Use data viewers to monitor data as it moves through the data flow. Data viewers display data values as the data moves between sources, transformations, and destinations. A data viewer can display data in a grid. You can copy the data from a data viewer to the Clipboard, and then paste the data into a file or Excel spreadsheet. For more information, see Add a Data Viewer to a Data Flow.
Configure error outputs on data flow components that support them. Many data flow sources, transformations, and destinations also support error outputs. By configuring the error output of a data flow component, you can direct data that contains errors to a different destination. For example, you can capture the data that failed or was truncated in a separate text file. You can also attach data viewers to error outputs and examine only the erroneous data.
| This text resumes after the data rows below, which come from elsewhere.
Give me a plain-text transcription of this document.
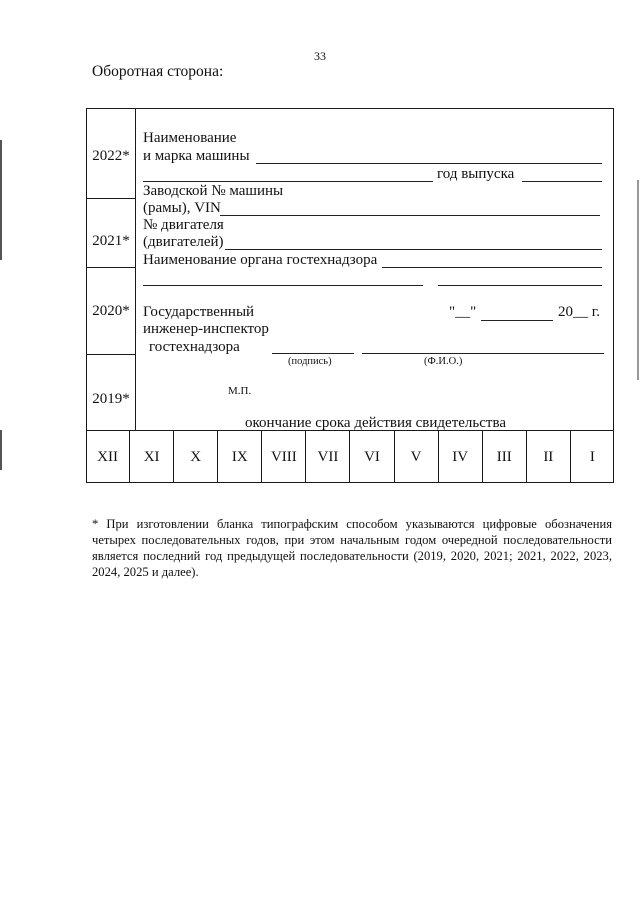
33
Оборотная сторона:
2022*
2021*
2020*
2019*
Наименование
и марка машины
год выпуска
Заводской № машины
(рамы), VIN
№ двигателя
(двигателей)
Наименование органа гостехнадзора
Государственный
инженер-инспектор
гостехнадзора
"__"	20__ г.
(подпись)	(Ф.И.О.)
М.П.
окончание срока действия свидетельства
XII	XI	X	IX	VIII	VII	VI	V	IV	III	II	I
* При изготовлении бланка типографским способом указываются цифровые обозначения четырех последовательных годов, при этом начальным годом очередной последовательности является последний год предыдущей последовательности (2019, 2020, 2021; 2021, 2022, 2023, 2024, 2025 и далее).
At design time, error outputs capture troublesome data values to help you develop packages that deal effectively with real-world data. However, while other troubleshooting tools and features are useful only at design time, error outputs retain their usefulness in the production environment. For more information, see Error Handling in Data.
Capture the count of rows processed. When you run a package in SSIS Designer, the number of rows that have passed through a path is displayed in the data flow designer. This number is updated periodically while the data moves through the path. You can also add a Row Count transformation to the data flow to capture the final row count in a variable. For more information, see Row Count Transformation.
Review the information on the Progress tab. SSIS Designer provides additional information about data flows when you run a package in SQL Server Data Tools (SSDT). The Progress tab lists data flow components in order of execution and includes information about progress for each phase of the package, displayed as percentage complete, and the number of rows written to the destination.
For more information on these features, see Debugging Data Flow.
Microsoft Visual Studio Tools for Applications (VSTA) is the development environment in which you write the scripts that are used by the Script task and Script component. VSTA provides the following features and tools that you can use to troubleshoot scripts during package development:
Set breakpoints in script in Script tasks. VSTA provides debugging support for scripts in the Script task only. The breakpoints that you set in Script tasks are integrated with the breakpoints that you set on packages and the tasks and containers in the package, enabling seamless debugging of all package elements.
When you debug a package that contains multiple Script tasks, the debugger hits breakpoints in only one Script task and will ignore breakpoints in the other Script tasks. If a Script task is part of a Foreach Loop or For Loop container, the debugger ignores breakpoints in the Script task after the first iteration of the loop.
If you encounter an Integration Services error number without an accompanying description during package development, you can locate the description in Integration Services Error and Message Reference. The list does not include troubleshooting information at this time.